In the contemporary investment climate, one of the construction industry’s dominant challenges is to create a business model that paves the way for the burgeoning technology ecosystem to shape the skylines of the future.

Problem-solving experts from the Middle East's public and private sectors are working to address this challenge and spur the development of a ‘smart’ urban environment. The legislative framework to support smart city projects is rapidly being developed and expanded in the region – particularly the UAE – and the onus is now on construction companies to evolve and meet the needs of local asset owners.

US-headquartered consultancy, Parsons, recognises this changing environment, and has started to prepare for the developer demands it expects to contend with in the future, according to Gregg Welch, a senior vice president at the company. Welch also heads up Parsons’ built environment (BE) division, which plays a significant role at the company that is working to transform itself as a “digitally enabled solutions firm”.

“Parsons is evolving and transforming from a service-based entity to a full-fledged digitally enabled solutions provider,” Welch tells Construction Week.

“We are embracing new technologies and tailoring our culture in ways that will dramatically enhance our value proposition as well as our commercial returns to shareholders. We foresee significant opportunities in smart cities and the infrastructure required by them.”

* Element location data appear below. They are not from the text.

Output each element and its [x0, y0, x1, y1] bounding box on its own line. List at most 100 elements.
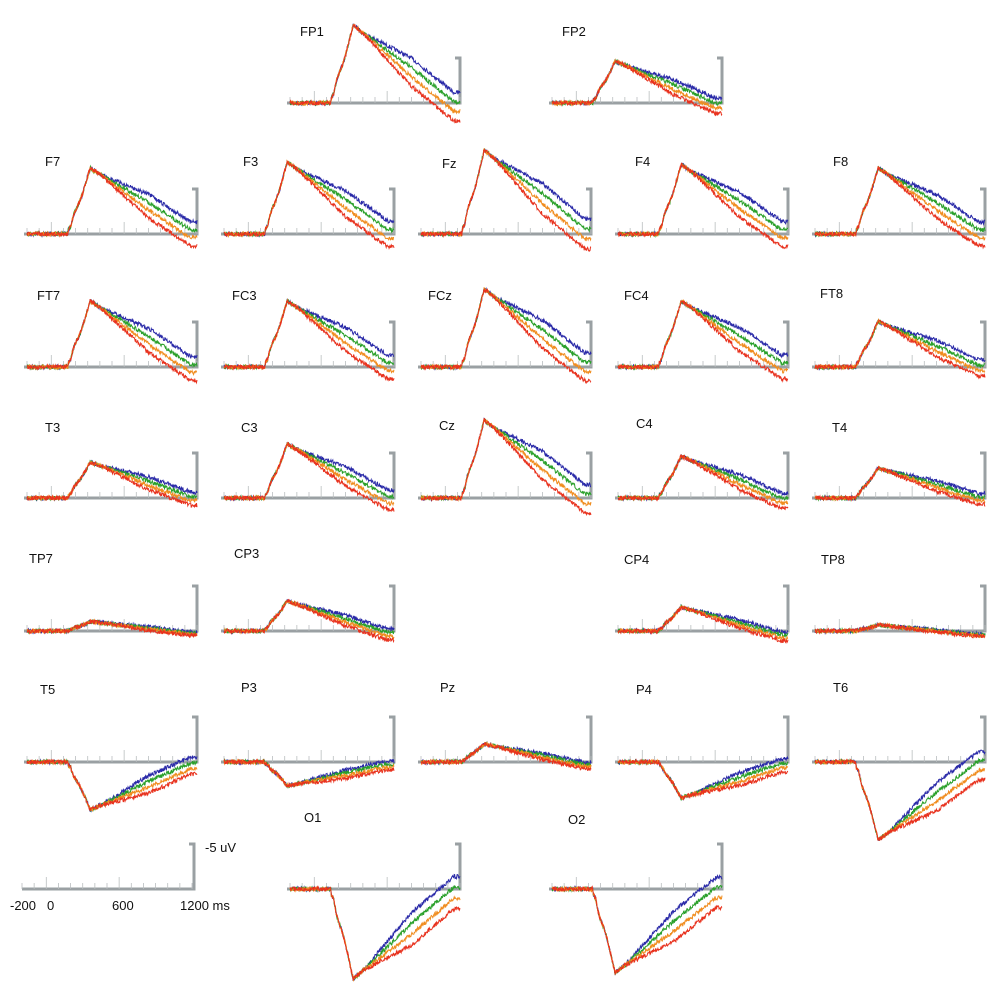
x-tick-label: 0 [47, 898, 54, 913]
series-line-3 [289, 24, 461, 124]
channel-label: F4 [635, 154, 650, 169]
panel-t5: T5 [24, 682, 199, 813]
y-scale-label: -5 uV [205, 840, 236, 855]
panel-c4: C4 [615, 416, 790, 511]
series-line-3 [814, 166, 986, 250]
panel-fcz: FCz [418, 287, 593, 385]
panel-tp8: TP8 [812, 552, 987, 639]
panel-f8: F8 [812, 154, 987, 250]
channel-label: O1 [304, 810, 321, 825]
series-line-2 [551, 58, 723, 112]
x-tick-label: 1200 ms [180, 898, 230, 913]
series-line-3 [223, 758, 395, 789]
panel-p3: P3 [221, 680, 396, 789]
channel-label: P4 [636, 682, 652, 697]
series-line-3 [26, 758, 198, 812]
panel-pz: Pz [418, 680, 593, 771]
panel-tp7: TP7 [24, 551, 199, 639]
series-line-3 [814, 465, 986, 507]
channel-label: Fz [442, 156, 456, 171]
panel-fp1: FP1 [287, 23, 462, 124]
series-line-3 [26, 165, 198, 250]
series-line-3 [617, 300, 789, 383]
x-tick-label: -200 [10, 898, 36, 913]
panel-cp3: CP3 [221, 546, 396, 644]
series-line-1 [420, 148, 592, 238]
channel-label: TP7 [29, 551, 53, 566]
channel-label: F7 [45, 154, 60, 169]
series-line-3 [420, 418, 592, 517]
channel-label: FP1 [300, 24, 324, 39]
series-line-3 [617, 758, 789, 801]
panel-o1: O1 [287, 810, 462, 982]
channel-label: Pz [440, 680, 455, 695]
channel-label: F3 [243, 154, 258, 169]
panel-t6: T6 [812, 680, 987, 841]
panel-cp4: CP4 [615, 552, 790, 644]
panel-fp2: FP2 [549, 24, 724, 117]
panel-cz: Cz [418, 417, 593, 517]
channel-label: CP3 [234, 546, 259, 561]
series-line-3 [814, 319, 986, 380]
series-line-0 [26, 298, 198, 371]
panel-o2: O2 [549, 812, 724, 976]
channel-label: FC4 [624, 288, 649, 303]
series-line-1 [223, 159, 395, 238]
channel-label: C3 [241, 420, 258, 435]
channel-label: T6 [833, 680, 848, 695]
channel-label: O2 [568, 812, 585, 827]
series-line-2 [814, 758, 986, 841]
series-line-3 [289, 885, 461, 981]
channel-label: FCz [428, 288, 452, 303]
series-line-3 [223, 299, 395, 382]
panel-t4: T4 [812, 420, 987, 507]
panel-p4: P4 [615, 682, 790, 802]
panel-c3: C3 [221, 420, 396, 513]
series-line-3 [551, 59, 723, 117]
channel-label: FP2 [562, 24, 586, 39]
channel-label: T5 [40, 682, 55, 697]
series-line-3 [223, 441, 395, 513]
panel-f3: F3 [221, 154, 396, 250]
channel-label: TP8 [821, 552, 845, 567]
series-line-3 [223, 598, 395, 644]
series-line-2 [289, 885, 461, 982]
channel-label: T4 [832, 420, 847, 435]
series-line-3 [26, 460, 198, 509]
x-tick-label: 600 [112, 898, 134, 913]
panel-f4: F4 [615, 154, 790, 250]
panel-fz: Fz [418, 148, 593, 252]
panel-ft8: FT8 [812, 286, 987, 380]
channel-label: FT8 [820, 286, 843, 301]
series-line-3 [814, 758, 986, 841]
channel-label: T3 [45, 420, 60, 435]
channel-label: F8 [833, 154, 848, 169]
channel-label: Cz [439, 418, 455, 433]
panel-fc3: FC3 [221, 288, 396, 382]
series-line-3 [814, 621, 986, 639]
series-line-3 [223, 159, 395, 250]
series-line-3 [617, 605, 789, 644]
panel-fc4: FC4 [615, 288, 790, 383]
series-line-0 [420, 287, 592, 371]
series-line-3 [420, 742, 592, 771]
channel-label: P3 [241, 680, 257, 695]
channel-label: CP4 [624, 552, 649, 567]
series-line-3 [26, 298, 198, 385]
panel-ft7: FT7 [24, 288, 199, 385]
series-line-2 [617, 453, 789, 506]
series-line-3 [551, 885, 723, 976]
series-line-3 [26, 619, 198, 639]
scale-legend: -5 uV -200 0 600 1200 ms [10, 840, 236, 913]
channel-label: FT7 [37, 288, 60, 303]
series-line-3 [617, 162, 789, 250]
series-line-1 [26, 300, 198, 371]
series-line-1 [289, 885, 461, 981]
channel-label: C4 [636, 416, 653, 431]
series-line-3 [617, 454, 789, 511]
channel-label: FC3 [232, 288, 257, 303]
panel-f7: F7 [24, 154, 199, 250]
series-line-3 [420, 148, 592, 252]
panel-t3: T3 [24, 420, 199, 509]
series-line-3 [420, 287, 592, 385]
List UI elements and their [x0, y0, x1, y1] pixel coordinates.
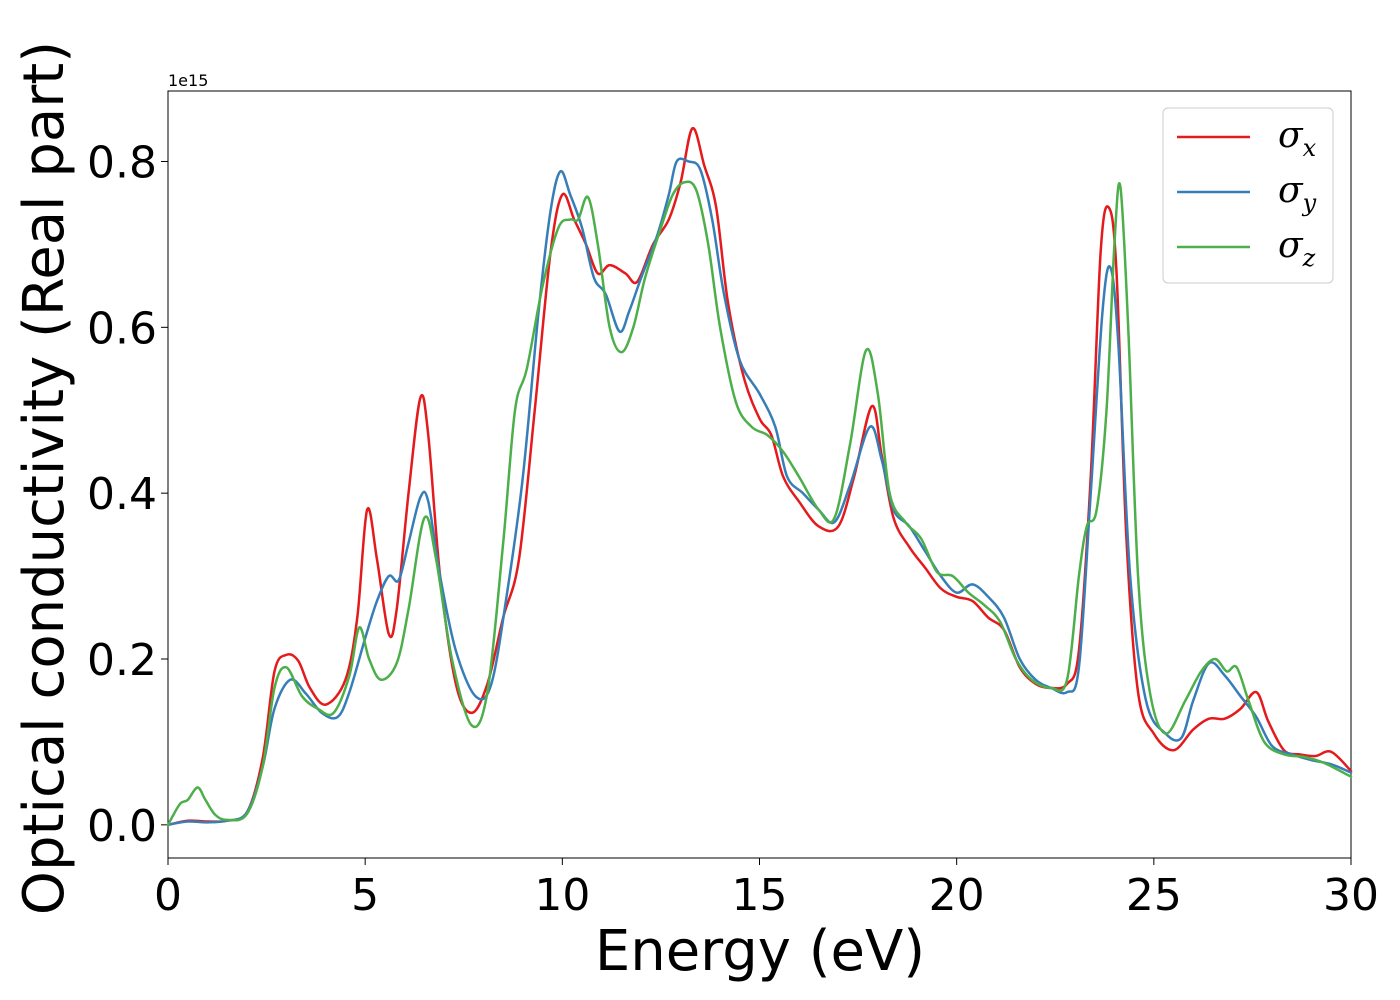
series-line-y [166, 157, 1353, 827]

READ: Parsons bolsters Middle East, Africa built environment division

As part of this remit, one of Parsons’ priorities is to introduce and expand its cyber, defence, and security service offerings, which Welch says the company already has a stronghold on in the North America region. Parsons, he explains, has adopted a “think-tank approach” to drive industry innovation, and is focusing on “seven prime technologies” to achieve its goal of becoming a digital construction leader. These tools, many of which are Parsons’ proprietary technologies, cover the internet of things (IoT), critical infrastructure protection, autonomous systems, artificial intelligence, cybersecurity, reality-based simulation, and space, including small satellite integration and space system resilience.

Admittedly, these technologies would be formidable additions to any construction company’s arsenal, but their functionality is enhanced by Parsons’ portfolio of high-profile construction projects. In Saudi Arabia, its repertoire includes work with clients such as the kingdom’s Ministry of Housing. Parsons is also part of Riyadh Metro Transit Consultants (RMTC) consortium, alongside Egis Rail and Systra, which is working on the $23bn (SAR86.3bn) urban rail development in the Saudi capital.

RMTC is the engineer of record for two Riyadh Metro contracts, which cover programme and construction management, and Parsons has “the lead role in the health, safety, and environment management” aspects of the development. The firm is also the project management officer for Saudi’s upcoming 334km2 Qiddiya entertainment city, which features plans for a Six Flags-branded theme park. Additionally, Parsons delivered the winning masterplan for the Red Sea project that is being developed in the kingdom.

Equally impressive is the company’s UAE portfolio, which features Sharjah International Airport’s expansion; the Abu Dhabi International Airport Expansion project; Dubai Municipality’s $3.26bn (AED12bn) Deep Tunnel Sewerage System; Emaar’s Dubai Creek Tower; and Route 2020, Dubai Metro’s Red Line extension to the Expo 2020 site, the latter of which is also one of Parsons’ projects. 

These developments underscore Parsons’ influence in the Middle East, where it has been an active player for more than 60 years. Now, as the Middle East’s construction sector digitises core processes such as cash flow management and material procurement, Welch says Parsons can actively contribute to this evolution, regardless of the differing levels of tech-savviness in various regional markets: “We deliver consistently in all the markets using the same technologies – we don’t change the way we do business in a country that may have less of a technology orientation than others, because from our perspective, consistency and [tech-driven] methods of delivery are part of what we are. So we don’t switch [our approach] from country to country.

“We feel like it’s the way to be right now, because it just makes our product better, [and] improves our value proposition no matter where we go. If we go into a place that isn’t necessarily tech-oriented, we can bring that as a value add for [the local clients], and that makes sense for them and us.”